134. The method of claim 134, wherein the conjugate is a fusion protein.

135. The method of claim 134, wherein prior to the contact between the sample and the conjugate, the conjugate is isolated or purified through affinity binding between the facilitating agent of the conjugate and an affinity binding moiety specific therefor.

136. The method of claim 134, wherein prior to the contact between the sample and the conjugate, the conjugate is attached to a surface via the facilitating agent.

137. The method of claim 134, wherein the analyte is Hcy and the mutant analyte-binding enzyme of the fusion protein is a mutant Hcy-binding enzyme, the mutant enzyme substantially retains its binding affinity or has enhanced binding affinity for Hcy or an immediate Hcy enzymatic conversion product but has attenuated catalytic activity.

138. The method of claim 2, wherein the small molecules are markers associated with a disease, disorder, defect, condition or infection.

139. The method of claim 2, wherein the small molecule is a drug and the method assesses therapeutic efficacy.

140. A solid support, comprising a plurality of mutant analyte binding enzymes.

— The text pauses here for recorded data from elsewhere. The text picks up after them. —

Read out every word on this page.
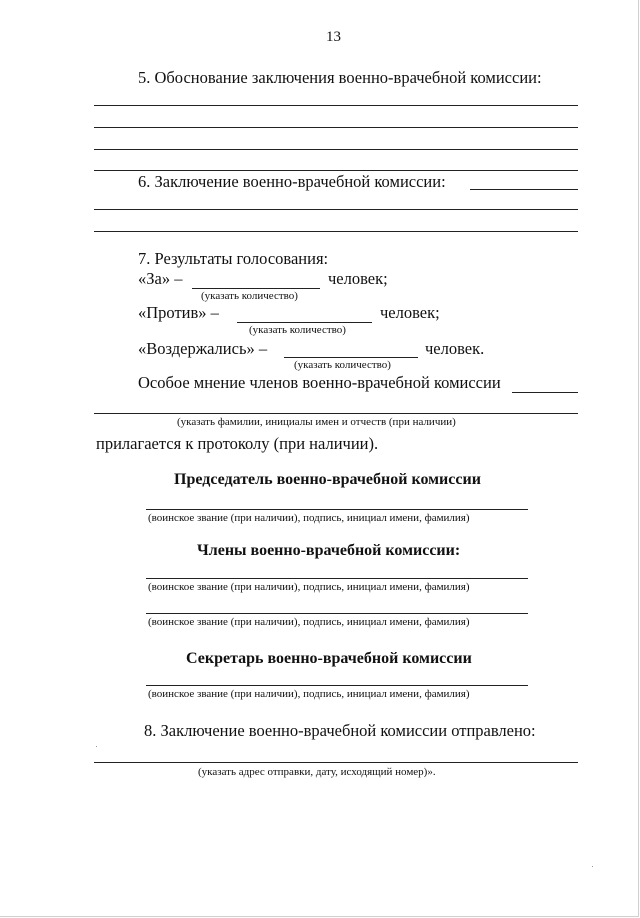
13
5. Обоснование заключения военно-врачебной комиссии:
6. Заключение военно-врачебной комиссии:
7. Результаты голосования:
«За» –	человек;
(указать количество)
«Против» –	человек;
(указать количество)
«Воздержались» –	человек.
(указать количество)
Особое мнение членов военно-врачебной комиссии
(указать фамилии, инициалы имен и отчеств (при наличии)
прилагается к протоколу (при наличии).
Председатель военно-врачебной комиссии
(воинское звание (при наличии), подпись, инициал имени, фамилия)
Члены военно-врачебной комиссии:
(воинское звание (при наличии), подпись, инициал имени, фамилия)
(воинское звание (при наличии), подпись, инициал имени, фамилия)
Секретарь военно-врачебной комиссии
(воинское звание (при наличии), подпись, инициал имени, фамилия)
8. Заключение военно-врачебной комиссии отправлено:
(указать адрес отправки, дату, исходящий номер)».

141. The support of claim 140, wherein the plurality are arranged in an array, comprising at least three mutant analyte binding enzymes.

142. The support of claim 140, wherein the mutant analyte binding enzyme comprises a conjugate containing a facilitating agent.

143. The support of claim 140 that is a silicon or silicon coated chip.

144. The support of claim 143, wherein the silicon is derivatized for linking a protein thereto.

145. A conjugate, comprising a mutant analyte binding enzyme and a facilitating agent.